The part of writing Bar Talk that I enjoyed the most was hearing from people about the milestones in their lives, such as starting new jobs and receiving honors and awards. I have really missed that since March 2020 when most in-person events were cancelled and I no longer had occasion to run into other lawyers in office buildings, coffee shops, and at parties, open houses, and other events. The pandemic has made it much harder to learn what is going on in the legal community. 

Looking forward, as I mentioned in this month’s Bar Talk, I plan to do more with my latest creative endeavor, which is cartooning. It’s fun to set up photo shoots and write dialog and make comic books, and the folks who read them tell me they enjoy them as well. With my newfound spare time, I would also like to get back to some of my other art projects such as collages and encaustic (hot wax) painting, and possibly return to blowing glass too.

In addition to the creative endeavors, I enjoy being the Chair of the Employment and Labor Law Practice Group at Ogden Murphy Wallace, P.L.L.C., where my practice primarily focuses these days on employment and labor law, workplace investigations, and COVID-19. I also plan to continue doing community and pro bono work and to keep writing articles for the Bar Bulletin on employment law or whatever else strikes my fancy.

Please stay in touch — I’d love to hear from most of you even if I am no longer writing about you, especially if you have creative endeavors similar to mine that you’d like to share. And be sure to send your Bar Talk news to the new columnist, Ruth Harper at 

1 Seattle Times, August 5, 1993.

2 Seattle Times, August 21, 1993.

3 Seattle Times, August 27, 1993.

4 Seattle Times, August 29, 1993.



7 This paragraph is from an article I wrote for the September 2017 Bar Bulletin, but I figured it is unlikely anyone would notice or remember it.

8 I borrowed part of this paragraph from the article I wrote for the September 2017 Bar Bulletin too.

9 See the July 2015 Bar Talk column: “If you send Bar Talk a photo, it may end up getting included in an art project, as the Bar Talk columnist enjoys making collages.”


11 “During my service in the United States Congress, I took the initiative in creating the Internet.
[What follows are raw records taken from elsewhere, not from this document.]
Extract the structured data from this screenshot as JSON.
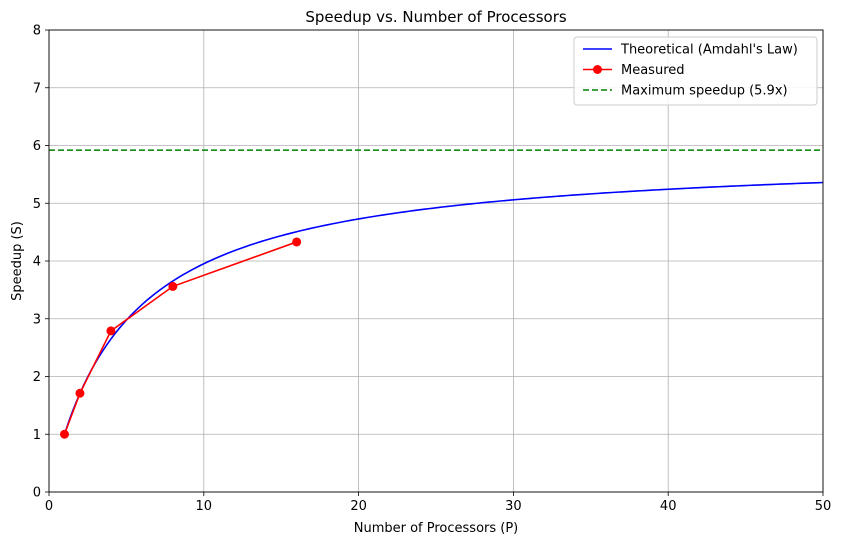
{
  "chart_data": {
    "type": "line",
    "title": "Speedup vs. Number of Processors",
    "xlabel": "Number of Processors (P)",
    "ylabel": "Speedup (S)",
    "xlim": [
      0,
      50
    ],
    "ylim": [
      0,
      8
    ],
    "xticks": [
      0,
      10,
      20,
      30,
      40,
      50
    ],
    "yticks": [
      0,
      1,
      2,
      3,
      4,
      5,
      6,
      7,
      8
    ],
    "grid": true,
    "legend_position": "top-right",
    "series": [
      {
        "name": "Theoretical (Amdahl's Law)",
        "style": "solid",
        "color": "#0000ff",
        "model": "amdahl",
        "serial_fraction": 0.17,
        "x_range": [
          1,
          50
        ]
      },
      {
        "name": "Measured",
        "style": "solid-markers",
        "color": "#ff0000",
        "x": [
          1,
          2,
          4,
          8,
          16
        ],
        "y": [
          1.0,
          1.71,
          2.79,
          3.56,
          4.33
        ]
      },
      {
        "name": "Maximum speedup (5.9x)",
        "style": "dashed",
        "color": "#008000",
        "y_constant": 5.92
      }
    ]
  }
}
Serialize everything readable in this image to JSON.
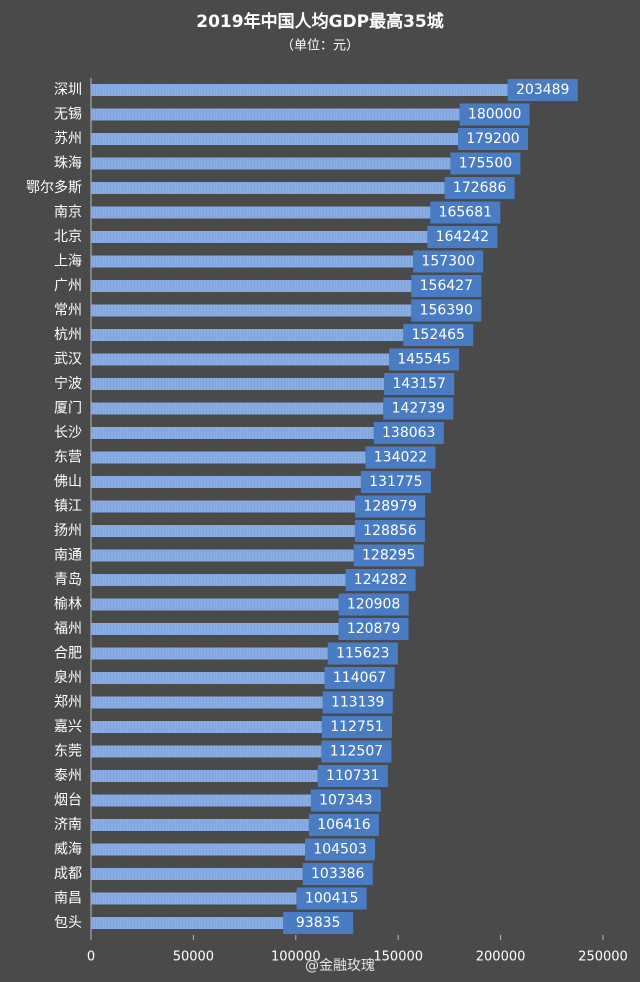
{
  "chart_data": {
    "type": "bar",
    "orientation": "horizontal",
    "title": "2019年中国人均GDP最高35城",
    "subtitle": "（单位：元）",
    "categories": [
      "深圳",
      "无锡",
      "苏州",
      "珠海",
      "鄂尔多斯",
      "南京",
      "北京",
      "上海",
      "广州",
      "常州",
      "杭州",
      "武汉",
      "宁波",
      "厦门",
      "长沙",
      "东营",
      "佛山",
      "镇江",
      "扬州",
      "南通",
      "青岛",
      "榆林",
      "福州",
      "合肥",
      "泉州",
      "郑州",
      "嘉兴",
      "东莞",
      "泰州",
      "烟台",
      "济南",
      "威海",
      "成都",
      "南昌",
      "包头"
    ],
    "values": [
      203489,
      180000,
      179200,
      175500,
      172686,
      165681,
      164242,
      157300,
      156427,
      156390,
      152465,
      145545,
      143157,
      142739,
      138063,
      134022,
      131775,
      128979,
      128856,
      128295,
      124282,
      120908,
      120879,
      115623,
      114067,
      113139,
      112751,
      112507,
      110731,
      107343,
      106416,
      104503,
      103386,
      100415,
      93835
    ],
    "color": "#7fa4de",
    "label_color": "#4a7cc4",
    "xlim": [
      0,
      250000
    ],
    "xticks": [
      0,
      50000,
      100000,
      150000,
      200000,
      250000
    ],
    "watermark": "@金融玫瑰"
  }
}
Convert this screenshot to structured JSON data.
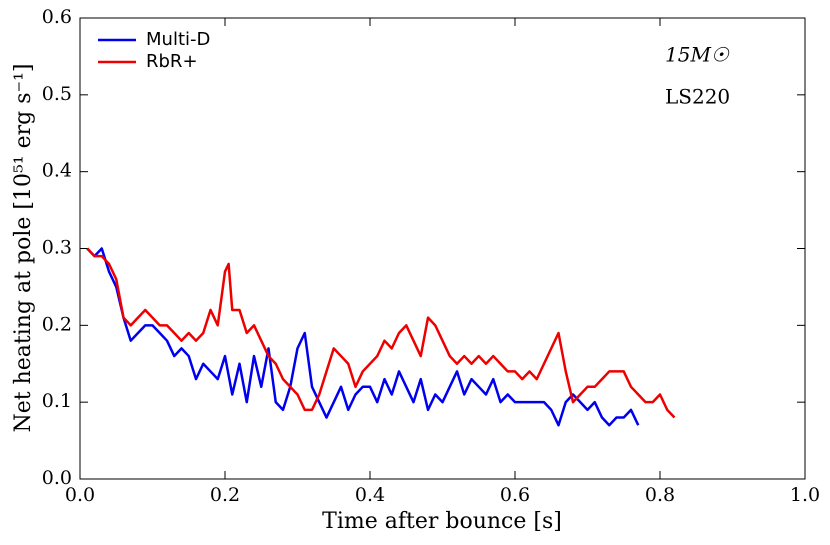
{
  "chart_data": {
    "type": "line",
    "xlabel": "Time after bounce [s]",
    "ylabel": "Net heating at pole [10⁵¹ erg s⁻¹]",
    "annotations": [
      "15M☉",
      "LS220"
    ],
    "legend": "upper left",
    "xlim": [
      0,
      1.0
    ],
    "ylim": [
      0,
      0.6
    ],
    "xticks": [
      {
        "value": 0,
        "label": "0.0"
      },
      0.2,
      0.4,
      0.6,
      0.8,
      {
        "value": 1.0,
        "label": "1.0"
      }
    ],
    "yticks": [
      {
        "value": 0,
        "label": "0.0"
      },
      0.1,
      0.2,
      0.3,
      0.4,
      0.5,
      0.6
    ],
    "series": [
      {
        "name": "Multi-D",
        "color": "#0000ee",
        "x": [
          0.01,
          0.02,
          0.03,
          0.04,
          0.05,
          0.06,
          0.07,
          0.08,
          0.09,
          0.1,
          0.11,
          0.12,
          0.13,
          0.14,
          0.15,
          0.16,
          0.17,
          0.18,
          0.19,
          0.2,
          0.21,
          0.22,
          0.23,
          0.24,
          0.25,
          0.26,
          0.27,
          0.28,
          0.29,
          0.3,
          0.31,
          0.32,
          0.33,
          0.34,
          0.35,
          0.36,
          0.37,
          0.38,
          0.39,
          0.4,
          0.41,
          0.42,
          0.43,
          0.44,
          0.45,
          0.46,
          0.47,
          0.48,
          0.49,
          0.5,
          0.51,
          0.52,
          0.53,
          0.54,
          0.55,
          0.56,
          0.57,
          0.58,
          0.59,
          0.6,
          0.62,
          0.64,
          0.65,
          0.66,
          0.67,
          0.68,
          0.69,
          0.7,
          0.71,
          0.72,
          0.73,
          0.74,
          0.75,
          0.76,
          0.77
        ],
        "values": [
          0.3,
          0.29,
          0.3,
          0.27,
          0.25,
          0.21,
          0.18,
          0.19,
          0.2,
          0.2,
          0.19,
          0.18,
          0.16,
          0.17,
          0.16,
          0.13,
          0.15,
          0.14,
          0.13,
          0.16,
          0.11,
          0.15,
          0.1,
          0.16,
          0.12,
          0.17,
          0.1,
          0.09,
          0.12,
          0.17,
          0.19,
          0.12,
          0.1,
          0.08,
          0.1,
          0.12,
          0.09,
          0.11,
          0.12,
          0.12,
          0.1,
          0.13,
          0.11,
          0.14,
          0.12,
          0.1,
          0.13,
          0.09,
          0.11,
          0.1,
          0.12,
          0.14,
          0.11,
          0.13,
          0.12,
          0.11,
          0.13,
          0.1,
          0.11,
          0.1,
          0.1,
          0.1,
          0.09,
          0.07,
          0.1,
          0.11,
          0.1,
          0.09,
          0.1,
          0.08,
          0.07,
          0.08,
          0.08,
          0.09,
          0.07
        ]
      },
      {
        "name": "RbR+",
        "color": "#ee0000",
        "x": [
          0.01,
          0.02,
          0.03,
          0.04,
          0.05,
          0.06,
          0.07,
          0.08,
          0.09,
          0.1,
          0.11,
          0.12,
          0.13,
          0.14,
          0.15,
          0.16,
          0.17,
          0.18,
          0.19,
          0.2,
          0.205,
          0.21,
          0.22,
          0.23,
          0.24,
          0.25,
          0.26,
          0.27,
          0.28,
          0.29,
          0.3,
          0.31,
          0.32,
          0.33,
          0.34,
          0.35,
          0.36,
          0.37,
          0.38,
          0.39,
          0.4,
          0.41,
          0.42,
          0.43,
          0.44,
          0.45,
          0.46,
          0.47,
          0.48,
          0.49,
          0.5,
          0.51,
          0.52,
          0.53,
          0.54,
          0.55,
          0.56,
          0.57,
          0.58,
          0.59,
          0.6,
          0.61,
          0.62,
          0.63,
          0.64,
          0.65,
          0.66,
          0.67,
          0.68,
          0.69,
          0.7,
          0.71,
          0.72,
          0.73,
          0.74,
          0.75,
          0.76,
          0.77,
          0.78,
          0.79,
          0.8,
          0.81,
          0.82
        ],
        "values": [
          0.3,
          0.29,
          0.29,
          0.28,
          0.26,
          0.21,
          0.2,
          0.21,
          0.22,
          0.21,
          0.2,
          0.2,
          0.19,
          0.18,
          0.19,
          0.18,
          0.19,
          0.22,
          0.2,
          0.27,
          0.28,
          0.22,
          0.22,
          0.19,
          0.2,
          0.18,
          0.16,
          0.15,
          0.13,
          0.12,
          0.11,
          0.09,
          0.09,
          0.11,
          0.14,
          0.17,
          0.16,
          0.15,
          0.12,
          0.14,
          0.15,
          0.16,
          0.18,
          0.17,
          0.19,
          0.2,
          0.18,
          0.16,
          0.21,
          0.2,
          0.18,
          0.16,
          0.15,
          0.16,
          0.15,
          0.16,
          0.15,
          0.16,
          0.15,
          0.14,
          0.14,
          0.13,
          0.14,
          0.13,
          0.15,
          0.17,
          0.19,
          0.14,
          0.1,
          0.11,
          0.12,
          0.12,
          0.13,
          0.14,
          0.14,
          0.14,
          0.12,
          0.11,
          0.1,
          0.1,
          0.11,
          0.09,
          0.08
        ]
      }
    ]
  }
}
I took the initiative in moving forward a whole range of initiatives that have proven to be important to our country’s economic growth and environmental protection, improvements in our educational system.” Wikipedia, citing “Transcript: Vice President Gore on CNN’s ‘Late Edition.’” CNN. 1999-03-09. Archived from the original on 17 September 2008. Retrieved 2008-08-22.

12 This paragraph is also from that article I wrote for the September 2017 Bar Bulletin.